Judgment:
Criminal Appeal No. 768 OF 2007 (Arising out of SLP (Crl.) No.2371 of
2006)
Dr. Arijit Pasayat, J
1. Challenge in this appeal is to the order passed by the
Division Bench of the Punjab and Haryana High Court dismissing the writ
petition filed by the appellant questioning correctness of the award
dated 25.8.2003 made by the Presiding Officer Central Government
Industrial Tribunal cum Labour Court, Chandigarh (hereinafter referred
to as the 'Labour Court').
2. Background facts in a nutshell
are as follows:
3. Respondent was engaged as Mazadoor on daily wages basis during
various periods from 1.1.1985 to 15.1.1987. He was engaged as per the
requirement of the department on the basis of specific sanction of
muster roll vacancies from time to time. However, the aforesaid sanction
did not exceed 25 days in one stretch of period under any circumstances
and the period of Sundays and holidays were also included in the above
period. As the services of the respondent no.1 were no longer required,
his engagement was terminated on 16.1.1987. After about five years
respondent no.1 sought for a reference and claimed that his services
were to be regularized. He claimed that he has worked for more than 240
days and, therefore, the termination of service without following the
procedures of the Industrial Disputes Act, 1947 (in short 'the Act') was
bad in law. The appellant filed reply to the claim petition. It was
specifically pleaded that the appellant is a part of the Defence
Department and is not an industry and, therefore, the reference was not
maintainable. Labour Court did not specifically deal with this aspect
and holding that the respondent had rendered services for 240 days, his
termination was not sustainable. The award was challenged before the
High Court. Apart from the other controversies a specific plea was
raised that the appellant is not an industry and, therefore, the Act has
no application.
4. The High Court by the impugned
order held that the requirements of Section 25F of the Act had not been
complied with and, therefore, the order of the Labour Court was not to
be interfered with.
5. Learned counsel for the appellant
submitted that the basic plea that the Act has no application and the
appellant cannot be treated as an industry, has not been considered.

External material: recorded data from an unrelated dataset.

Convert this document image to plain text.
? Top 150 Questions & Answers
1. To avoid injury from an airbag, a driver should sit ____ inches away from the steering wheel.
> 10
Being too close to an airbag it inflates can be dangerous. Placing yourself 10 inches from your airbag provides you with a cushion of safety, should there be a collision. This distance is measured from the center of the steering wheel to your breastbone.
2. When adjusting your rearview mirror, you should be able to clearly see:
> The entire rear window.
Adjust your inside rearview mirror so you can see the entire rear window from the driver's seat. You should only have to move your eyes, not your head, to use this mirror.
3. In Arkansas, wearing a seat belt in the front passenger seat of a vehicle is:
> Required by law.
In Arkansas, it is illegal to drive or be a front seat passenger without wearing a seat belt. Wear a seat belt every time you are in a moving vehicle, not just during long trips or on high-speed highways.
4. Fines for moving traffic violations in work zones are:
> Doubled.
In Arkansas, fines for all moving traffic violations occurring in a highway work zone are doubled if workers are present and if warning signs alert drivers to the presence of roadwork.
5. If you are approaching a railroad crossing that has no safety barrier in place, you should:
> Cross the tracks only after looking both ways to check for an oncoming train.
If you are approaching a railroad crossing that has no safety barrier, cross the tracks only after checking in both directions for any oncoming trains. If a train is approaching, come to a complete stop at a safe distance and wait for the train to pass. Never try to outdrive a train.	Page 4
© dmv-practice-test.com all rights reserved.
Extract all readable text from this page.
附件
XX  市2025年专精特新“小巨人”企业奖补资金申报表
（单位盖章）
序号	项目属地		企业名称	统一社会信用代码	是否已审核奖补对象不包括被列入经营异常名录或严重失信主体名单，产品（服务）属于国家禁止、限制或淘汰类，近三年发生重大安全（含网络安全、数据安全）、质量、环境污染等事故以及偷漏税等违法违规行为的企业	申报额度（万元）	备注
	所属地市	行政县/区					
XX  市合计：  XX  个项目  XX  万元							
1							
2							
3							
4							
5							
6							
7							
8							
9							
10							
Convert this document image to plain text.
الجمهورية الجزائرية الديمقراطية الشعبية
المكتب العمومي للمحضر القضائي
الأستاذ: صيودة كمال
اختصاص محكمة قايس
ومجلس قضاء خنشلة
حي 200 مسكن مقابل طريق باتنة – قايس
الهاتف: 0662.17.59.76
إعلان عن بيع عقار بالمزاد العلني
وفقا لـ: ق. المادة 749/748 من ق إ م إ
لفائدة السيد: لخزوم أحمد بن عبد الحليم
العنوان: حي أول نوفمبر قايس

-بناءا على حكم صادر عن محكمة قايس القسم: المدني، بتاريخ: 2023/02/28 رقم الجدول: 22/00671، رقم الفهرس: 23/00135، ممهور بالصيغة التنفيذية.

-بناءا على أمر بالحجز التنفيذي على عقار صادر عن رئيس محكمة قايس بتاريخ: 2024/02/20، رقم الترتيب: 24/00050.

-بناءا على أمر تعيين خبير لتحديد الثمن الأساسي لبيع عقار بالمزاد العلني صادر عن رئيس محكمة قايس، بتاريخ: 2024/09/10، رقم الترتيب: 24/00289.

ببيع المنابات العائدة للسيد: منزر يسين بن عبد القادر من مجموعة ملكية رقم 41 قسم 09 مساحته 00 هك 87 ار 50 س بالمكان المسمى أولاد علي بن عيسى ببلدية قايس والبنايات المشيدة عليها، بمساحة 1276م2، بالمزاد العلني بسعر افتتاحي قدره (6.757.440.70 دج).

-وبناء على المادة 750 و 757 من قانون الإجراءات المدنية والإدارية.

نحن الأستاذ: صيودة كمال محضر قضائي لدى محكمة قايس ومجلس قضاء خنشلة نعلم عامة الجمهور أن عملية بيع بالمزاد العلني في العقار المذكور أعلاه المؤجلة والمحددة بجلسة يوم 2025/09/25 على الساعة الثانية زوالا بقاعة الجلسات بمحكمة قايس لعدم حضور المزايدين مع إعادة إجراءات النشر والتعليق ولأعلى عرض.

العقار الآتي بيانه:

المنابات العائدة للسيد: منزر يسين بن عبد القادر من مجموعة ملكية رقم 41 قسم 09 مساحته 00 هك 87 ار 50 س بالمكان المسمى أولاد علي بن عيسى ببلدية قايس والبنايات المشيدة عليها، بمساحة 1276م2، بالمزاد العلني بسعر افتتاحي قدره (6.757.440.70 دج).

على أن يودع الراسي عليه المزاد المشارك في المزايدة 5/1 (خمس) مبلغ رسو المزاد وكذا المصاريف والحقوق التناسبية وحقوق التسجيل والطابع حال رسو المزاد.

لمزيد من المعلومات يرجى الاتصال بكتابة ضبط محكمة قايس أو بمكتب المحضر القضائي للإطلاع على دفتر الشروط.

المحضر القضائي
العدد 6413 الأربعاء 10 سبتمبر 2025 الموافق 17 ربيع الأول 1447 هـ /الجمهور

6. Per contra, learned counsel for
the respondent submitted that the order of the High Court does not
suffer from any infirmity.
7. From a perusal of the orders of
the Labour Court and the High Court, it is noticed that the factual
position has not been analysed in detail and abrupt conclusion has been
arrived at. Additionally, the legal issue regarding maintainability of
the reference was not considered. Right from the beginning of the
proceedings before the Labour Court and in the High Court, appellant had
taken specific plea that the Act was not applicable to it and it was not
an industry. Unfortunately, as noted above, neither the Labour Court nor
the High Court dealt with this issue.
8. Above being the position, we set
aside the orders of the Labour Court and the High Court and remit the
matter to the Labour Court to decide the objection raised by the
appellant about the maintainability of the proceedings under the Act,
founded on the claim that it is not an industry. The other factual
aspects shall also be considered on evidence being led by the parties.
9. The appeal is accordingly
disposed of without any order as to costs.